Monitoring sleep apnea is an important area, and sleep disorders require continuous breathing monitoring during sleep. The volunteer simulated sleep breathing, and we monitored long periods of normal sleep breathing signals for up to 6 min as shown in Figure 9a. The normal breathing signal during sleep is very stable. When apnea or hypopnea occurs, the signals change significantly, as shown in Figure 9b,c, respectively.

Here, we proposed a method for detecting apnea. Firstly, monitor the signal in the state of calm breathing, and calculate the amplitude of the respiratory waveform. Search the peaks and troughs of the respiration waveform, and the points where the respiration amplitude is significantly below the threshold. Conduct high-pass filtering of the signal with a cutoff frequency of 0.1 Hz and set the baseline to 0. Set the time window to 5 s and use increments of 1 s. Compare the extreme points in each time window to determine the peaks and troughs of waves.
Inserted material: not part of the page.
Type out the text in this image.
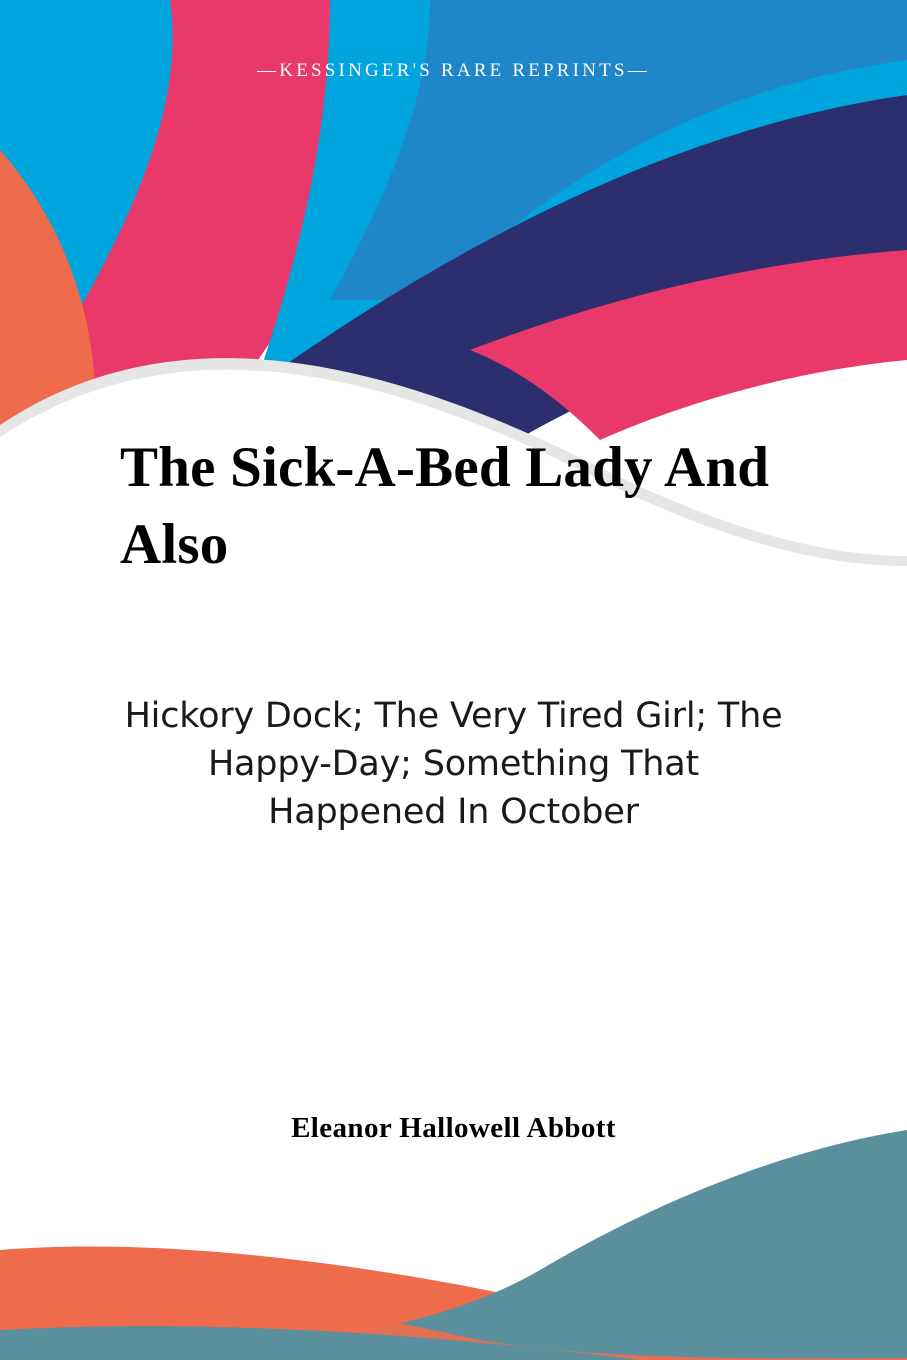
—KESSINGER'S RARE REPRINTS—
The Sick-A-Bed Lady And Also

Hickory Dock; The Very Tired Girl; The Happy-Day; Something That Happened In October

Eleanor Hallowell Abbott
When the peak value is detected to be less than the threshold value or the valley value is greater than the threshold magnitude, the decreases in magnitude and duration are recorded. As shown in Figure 9c, a decrease in the breathing amplitude of more than 30% for more than 10 s is defined as sleep apnea hypopnea. When the distance between the peaks and troughs of the respiratory waves is reduced by 90% of the threshold of the normal amplitude and the duration is 10 s or more, it can be regarded as sleep apnea. Figure 9b shows the test result of respiratory signals under simulated apnea conditions for preliminary diagnosis. There is a period of apnea from 15 s to 34 s.

We measured people’s breathing in different exercise states as shown in Figure 9d–g. When sitting, the respiratory signal is relatively gentle, and the amplitude is small. The breathing rate of walking and the breathing rate of sitting are both about 0.3 Hz with little difference. When running, breathing speeds up and the frequency becomes greater, at about 0.5 Hz. Running is followed by the recovery process, for which the amplitude of the respiratory waveform is large, and the frequency reduces. The results demonstrate that wearing fPRS did not affect body movements and clearly distinguish between different types of body movements.

4. Conclusions

In summary, we propose a wearable respiratory sensor based on thermal sensitive materials with a perforated structure for respiratory monitoring. The respiratory sensor adopts a new structure and fabrication process, which improves the thermal conductivity of the sensor and solves the uncertainty in the process. The simulation results show that the perforated design will improve the dynamic range and the temperature sensitivity of the sensor. Because of the protection of the nasal air ducts, the sensors will not be directly interfered with by external factors such as environmental humidity and airflow; the sensors do not interfere with breathing.

In various respiration tests, the normal and abnormal breathing signals measured by the sensors show significant differences. Therefore, the proposed sensor is promising for sleep breathing monitoring and the diagnosis of respiratory disorders in the future.

5. Patents

This paper is based on some patents, such as the one named Nasal Respiratory Airflow Monitoring Device (ZL 2020 2 1943771.1).